In this way, the sentinels could be using TLS but it may also need to be identical, or perhaps it's simply not supported?

jlledom commented 1 week ago

Regarding Async::Redis::Endpoint, it does accept ssl_context which is the most general ssl configuration mechanism

I added the documentation here: 6a75f89

I understand.

In this way, the sentinels could be using TLS but it may also need to be identical, or perhaps it's simply not supported?

Sentinels can be TLS protected. According to the docs, a sentinel will listen in the TLS port only when tls-replication is enabled.
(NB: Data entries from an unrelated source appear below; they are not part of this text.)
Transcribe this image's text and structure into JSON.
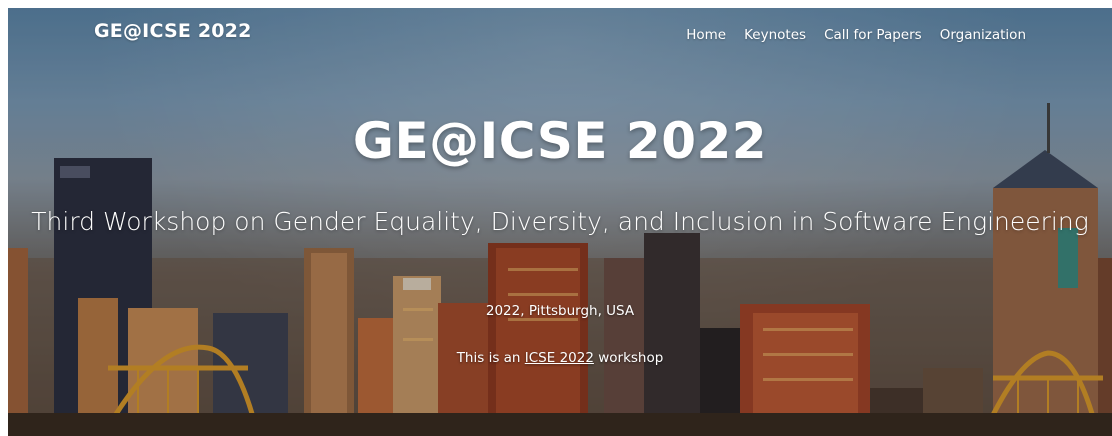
{
  "nav": {
    "brand": "GE@ICSE 2022",
    "items": [
      {
        "label": "Home"
      },
      {
        "label": "Keynotes"
      },
      {
        "label": "Call for Papers"
      },
      {
        "label": "Organization"
      }
    ]
  },
  "hero": {
    "title": "GE@ICSE 2022",
    "subtitle": "Third Workshop on Gender Equality, Diversity, and Inclusion in Software Engineering",
    "location": "2022, Pittsburgh, USA",
    "note_prefix": "This is an ",
    "note_link": "ICSE 2022",
    "note_suffix": " workshop"
  },
  "colors": {
    "text": "#ffffff",
    "sky_top": "#5d87aa",
    "building_dark": "#2b2e3a",
    "building_brick": "#8a4a2c",
    "bridge": "#d99a2b"
  }
}
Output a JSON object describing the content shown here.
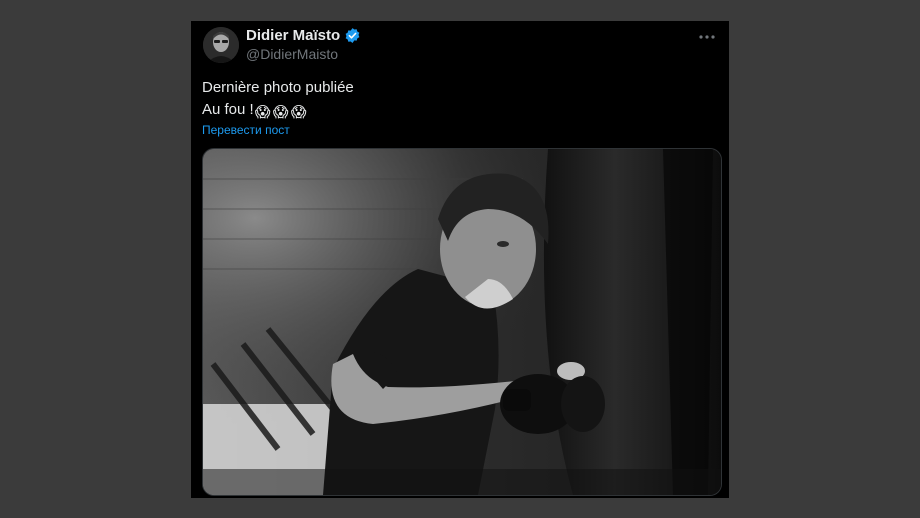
{
  "tweet": {
    "author": {
      "display_name": "Didier Maïsto",
      "handle": "@DidierMaisto",
      "verified_icon": "verified-badge-icon",
      "avatar_icon": "profile-photo"
    },
    "text_line1": "Dernière photo publiée",
    "text_line2": "Au fou !",
    "emoji": [
      "😱",
      "😱",
      "😱"
    ],
    "translate_label": "Перевести пост",
    "more_icon": "more-options-icon",
    "media_icon": "boxing-photo"
  },
  "colors": {
    "background": "#3b3b3b",
    "card": "#000000",
    "text": "#e7e9ea",
    "muted": "#71767b",
    "link": "#1d9bf0",
    "verified": "#1d9bf0"
  }
}
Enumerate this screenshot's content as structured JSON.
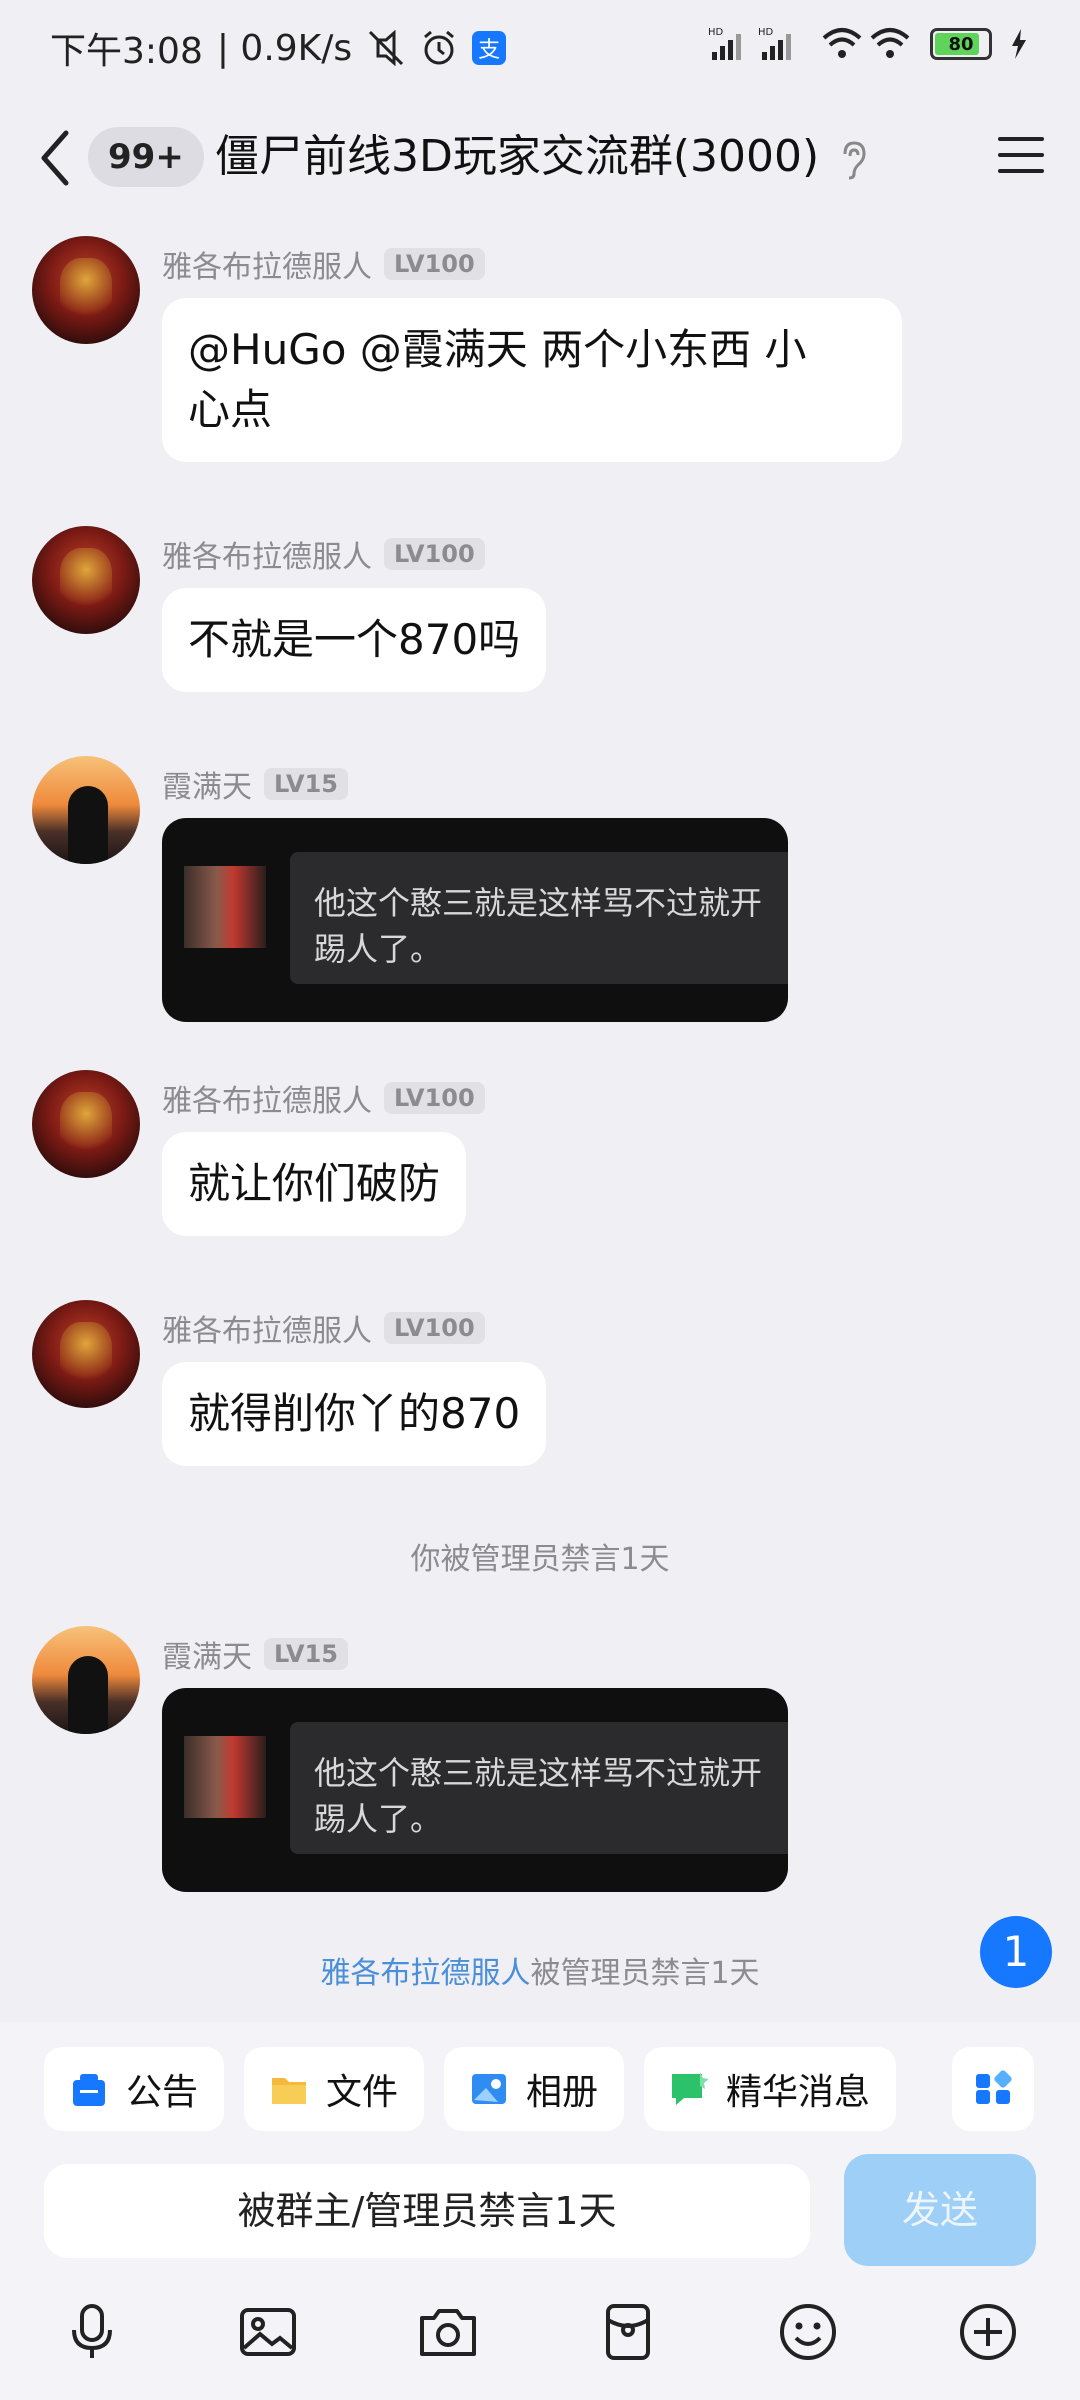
{
  "status_bar": {
    "time": "下午3:08",
    "speed": "| 0.9K/s",
    "battery": "80",
    "icons": [
      "mute-icon",
      "alarm-icon",
      "alipay-icon",
      "hd-signal-icon",
      "wifi-icon",
      "battery-icon",
      "charging-icon"
    ]
  },
  "header": {
    "unread": "99+",
    "title": "僵尸前线3D玩家交流群(3000)"
  },
  "messages": [
    {
      "sender": "雅各布拉德服人",
      "level": "LV100",
      "text": "@HuGo @霞满天 两个小东西 小\n心点"
    },
    {
      "sender": "雅各布拉德服人",
      "level": "LV100",
      "text": "不就是一个870吗"
    },
    {
      "sender": "霞满天",
      "level": "LV15",
      "card_text": "他这个憨三就是这样骂不过就开\n踢人了。"
    },
    {
      "sender": "雅各布拉德服人",
      "level": "LV100",
      "text": "就让你们破防"
    },
    {
      "sender": "雅各布拉德服人",
      "level": "LV100",
      "text": "就得削你丫的870"
    },
    {
      "sender": "霞满天",
      "level": "LV15",
      "card_text": "他这个憨三就是这样骂不过就开\n踢人了。"
    }
  ],
  "notices": {
    "mute_self": "你被管理员禁言1天",
    "mute_user_name": "雅各布拉德服人",
    "mute_user_suffix": "被管理员禁言1天"
  },
  "float_badge": "1",
  "quick_actions": [
    {
      "label": "公告",
      "icon": "announcement-icon",
      "color": "#1677ff"
    },
    {
      "label": "文件",
      "icon": "folder-icon",
      "color": "#f5b93b"
    },
    {
      "label": "相册",
      "icon": "album-icon",
      "color": "#2f8cf0"
    },
    {
      "label": "精华消息",
      "icon": "highlight-icon",
      "color": "#2cc26a"
    }
  ],
  "input": {
    "value": "被群主/管理员禁言1天",
    "send_label": "发送"
  },
  "toolbar": [
    "microphone-icon",
    "image-icon",
    "camera-icon",
    "red-packet-icon",
    "emoji-icon",
    "plus-icon"
  ]
}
Which means TLS must be enabled for all sentinels or none. However, I don't know whether all sentinels must share the same SSL context. I'd say it's not really needed, any sentinel can have its own TLS cert and key as long as all of them accept connections from each other and from a client.

About how to connect to master from SentinelClient, the initializer can accept a new option :client_ssl_context to be used when acting as a client, i.e. when connecting to instances.

ioquatix commented 1 week ago

I think we should provide some more generic mechanism, like client_endpoint_options or something. It's used to construct the client endpoint from the host/port etc.